Déléguée après son examen du professorat à la direction de l’école normale d’Ajaccio, elle sut mériter, dans ce poste nouvellement laïcisé, où tout à peu près était encore à créer ou à développer, l’estime de ses chefs et celle des familles. Tout en se multipliant au service de ses élèves, elle redoublait d’efforts pour se préparer à l’examen de la direction des écoles normales. Une fois pourvue de son titre régulier, elle fut appelée à Montpellier ; là, considérant cette école comme son œuvre de maturité, elle se prit à mener de front avec une égale ardeur le soin des études, la direction des élèves, la tutelle officieuse des maîtresses, ses collègues, et les améliorations matérielles. C’était son ambition, plus d’une fois exprimée, que l’école normale de l’Hérault ne fût inférieure à aucun des meilleurs établissements du Midi, soit pour l’instruction et la culture morale, soit pour le savoir-vivre et l’éducation proprement féminine ; que, tout en restant primaire par l’esprit général de l’enseignement, elle devint de plus en plus une institution d’éducation supérieure au service des filles du peuple.

Elle est morte à la tâche, l’aimable et vaillante femme, usée longtemps avant le terme — c’est la déclaration des médecins — par une application incessante de toutes ses forces, consumée à la fois par son ardente sollicitude de famille et par son zèle de directrice. Elle avait eu l’été dernier la double satisfaction, vivement appréciée, de recevoir les palmes d’officier d’académie et de siéger dans la Commission du professorat (section des lettres) : deux témoignages qui disent assez haut en quelle estime la tenaient ses supérieurs immédiats et ceux de Paris. Mais la mort imprévue de sa mère, ajoutée à ses fatigues de toute sorte, lui porta le plus rude coup : elle ne se consola pas d’être arrivée trop tard pour adoucir les derniers moments de la défunte.

« … Mlle Domninge, nous écrit un ami de l’école, professeur à la Faculté des lettres, à la date du 10 février, s’est éteinte subitement. Elle ne s’est pas vue mourir ; elle n’a même jamais soupçonné la gravité de son mal. Nous avons tous appris, en même temps, la maladie et son issue. Les obsèques ont eu lieu ce matin, à dix heures. Toute l’école accompagnait. Des draps d’honneur — selon l’usage méridional — étaient portés par les maîtresses, les élèves, les professeurs du lycée de jeunes filles, les anciennes élèves. Quelques directrices des écoles normales voisines s’étaient jointes aux maîtresses. Le deuil était conduit par M. le recteur et M. l’inspecteur d’académie, qui assistaient les membres de la famille. Le maire, le secrétaire général, les dovens des facultés, le proviseur du lycée, les membres de la commission de surveillance étaient présents. Au cimetière, M. l’inspecteur d’académie Regismanset a pris la parole au nom de l’administration. M. Dauriac, professeur de philosophie et de pédagogie à la faculté, a parlé au nom de l’Université et de l’école… La douleur des élèves et des maîtresses était unanime et profonde… La cérémonie funèbre s’est terminée au milieu des larmes de presque toute l’assistance. À Montpellier, personne ne doute que l’Université n’ait fait une perte sérieuse… »

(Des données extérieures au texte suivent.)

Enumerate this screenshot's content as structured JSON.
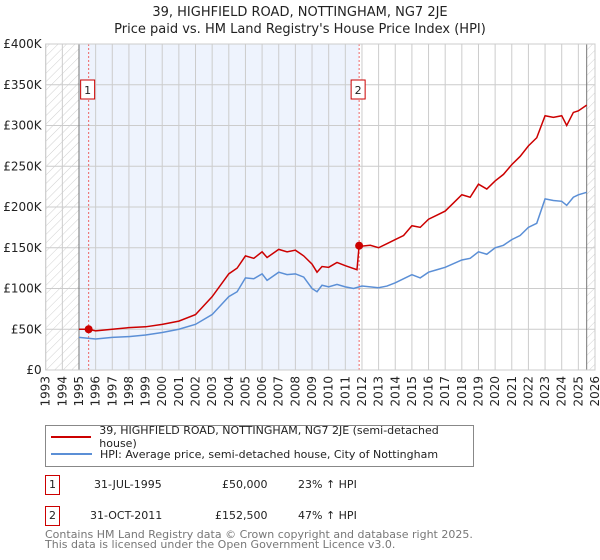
{
  "title": "39, HIGHFIELD ROAD, NOTTINGHAM, NG7 2JE",
  "subtitle": "Price paid vs. HM Land Registry's House Price Index (HPI)",
  "chart_data": {
    "type": "line",
    "xlim": [
      1993,
      2026
    ],
    "ylim": [
      0,
      400000
    ],
    "yticks": [
      0,
      50000,
      100000,
      150000,
      200000,
      250000,
      300000,
      350000,
      400000
    ],
    "ytick_labels": [
      "£0",
      "£50K",
      "£100K",
      "£150K",
      "£200K",
      "£250K",
      "£300K",
      "£350K",
      "£400K"
    ],
    "xticks": [
      1993,
      1994,
      1995,
      1996,
      1997,
      1998,
      1999,
      2000,
      2001,
      2002,
      2003,
      2004,
      2005,
      2006,
      2007,
      2008,
      2009,
      2010,
      2011,
      2012,
      2013,
      2014,
      2015,
      2016,
      2017,
      2018,
      2019,
      2020,
      2021,
      2022,
      2023,
      2024,
      2025,
      2026
    ],
    "hatched_ranges": [
      [
        1993,
        1995
      ],
      [
        2025.5,
        2026
      ]
    ],
    "shaded_range": [
      1995,
      2011.83
    ],
    "grid": true,
    "series": [
      {
        "name": "39, HIGHFIELD ROAD, NOTTINGHAM, NG7 2JE (semi-detached house)",
        "color": "#cc0000",
        "x": [
          1995.0,
          1995.58,
          1996,
          1997,
          1998,
          1999,
          2000,
          2001,
          2002,
          2003,
          2004,
          2004.5,
          2005,
          2005.5,
          2006,
          2006.3,
          2007,
          2007.5,
          2008,
          2008.5,
          2009,
          2009.3,
          2009.6,
          2010,
          2010.5,
          2011,
          2011.7,
          2011.83,
          2012,
          2012.5,
          2013,
          2013.5,
          2014,
          2014.5,
          2015,
          2015.5,
          2016,
          2016.5,
          2017,
          2017.5,
          2018,
          2018.5,
          2019,
          2019.5,
          2020,
          2020.5,
          2021,
          2021.5,
          2022,
          2022.5,
          2023,
          2023.5,
          2024,
          2024.3,
          2024.7,
          2025,
          2025.5
        ],
        "y": [
          50000,
          50000,
          48000,
          50000,
          52000,
          53000,
          56000,
          60000,
          68000,
          90000,
          118000,
          125000,
          140000,
          137000,
          145000,
          138000,
          148000,
          145000,
          147000,
          140000,
          130000,
          120000,
          127000,
          126000,
          132000,
          128000,
          123000,
          152500,
          152000,
          153000,
          150000,
          155000,
          160000,
          165000,
          177000,
          175000,
          185000,
          190000,
          195000,
          205000,
          215000,
          212000,
          228000,
          222000,
          232000,
          240000,
          252000,
          262000,
          275000,
          285000,
          312000,
          310000,
          312000,
          300000,
          316000,
          318000,
          325000
        ]
      },
      {
        "name": "HPI: Average price, semi-detached house, City of Nottingham",
        "color": "#5b8fd6",
        "x": [
          1995,
          1996,
          1997,
          1998,
          1999,
          2000,
          2001,
          2002,
          2003,
          2004,
          2004.5,
          2005,
          2005.5,
          2006,
          2006.3,
          2007,
          2007.5,
          2008,
          2008.5,
          2009,
          2009.3,
          2009.6,
          2010,
          2010.5,
          2011,
          2011.5,
          2012,
          2013,
          2013.5,
          2014,
          2015,
          2015.5,
          2016,
          2016.5,
          2017,
          2018,
          2018.5,
          2019,
          2019.5,
          2020,
          2020.5,
          2021,
          2021.5,
          2022,
          2022.5,
          2023,
          2023.5,
          2024,
          2024.3,
          2024.7,
          2025,
          2025.5
        ],
        "y": [
          40000,
          38000,
          40000,
          41000,
          43000,
          46000,
          50000,
          56000,
          68000,
          90000,
          96000,
          113000,
          112000,
          118000,
          110000,
          120000,
          117000,
          118000,
          114000,
          100000,
          96000,
          104000,
          102000,
          105000,
          102000,
          100000,
          103000,
          101000,
          103000,
          107000,
          117000,
          113000,
          120000,
          123000,
          126000,
          135000,
          137000,
          145000,
          142000,
          150000,
          153000,
          160000,
          165000,
          175000,
          180000,
          210000,
          208000,
          207000,
          202000,
          212000,
          215000,
          218000
        ]
      }
    ],
    "sales": [
      {
        "label": "1",
        "x": 1995.58,
        "y": 50000
      },
      {
        "label": "2",
        "x": 2011.83,
        "y": 152500
      }
    ]
  },
  "legend": {
    "items": [
      "39, HIGHFIELD ROAD, NOTTINGHAM, NG7 2JE (semi-detached house)",
      "HPI: Average price, semi-detached house, City of Nottingham"
    ]
  },
  "transactions": [
    {
      "num": "1",
      "date": "31-JUL-1995",
      "price": "£50,000",
      "hpi": "23% ↑ HPI"
    },
    {
      "num": "2",
      "date": "31-OCT-2011",
      "price": "£152,500",
      "hpi": "47% ↑ HPI"
    }
  ],
  "footer": {
    "line1": "Contains HM Land Registry data © Crown copyright and database right 2025.",
    "line2": "This data is licensed under the Open Government Licence v3.0."
  }
}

Les amis de Mlle Dominge recueillent avec reconnaissance ces marques de sympathie et d’honneur. Mais, hélas ! elles ne leur rendent pas ce ferme et libéral esprit, ce caractère résolu, ce cœur généreux, Sur qui on pouvait faire fond pour le présent et pour les heures difficiles de l’avenir. Pourquoi nous défendrions-nous de la plaindre de ce qu’elle a été appelée avant le terme normal, laissant sa noble tâche interrompue, et sans qu’il lui ait été donné le temps de brûler toute l’huile de sa lampe ! Mais estimons-la heureuse d’avoir si bien rempli jusqu’au dernier souffle sa brève existence et d’être tombée au champ de travail et d’honneur. Elle n’a pas vécu en vain ; ses œuvres la suivent ; elle continuera de vivre dans l’âme de ses élèves, de ses collègues, de ses anciennes camarades et de ses maîtres ; et nous n’irions pas jusqu’au bout de sa propre pensée si nous n’exprimions l’espoir qu’elle se repose de ses travaux sous des cieux plus cléments que les nôtres.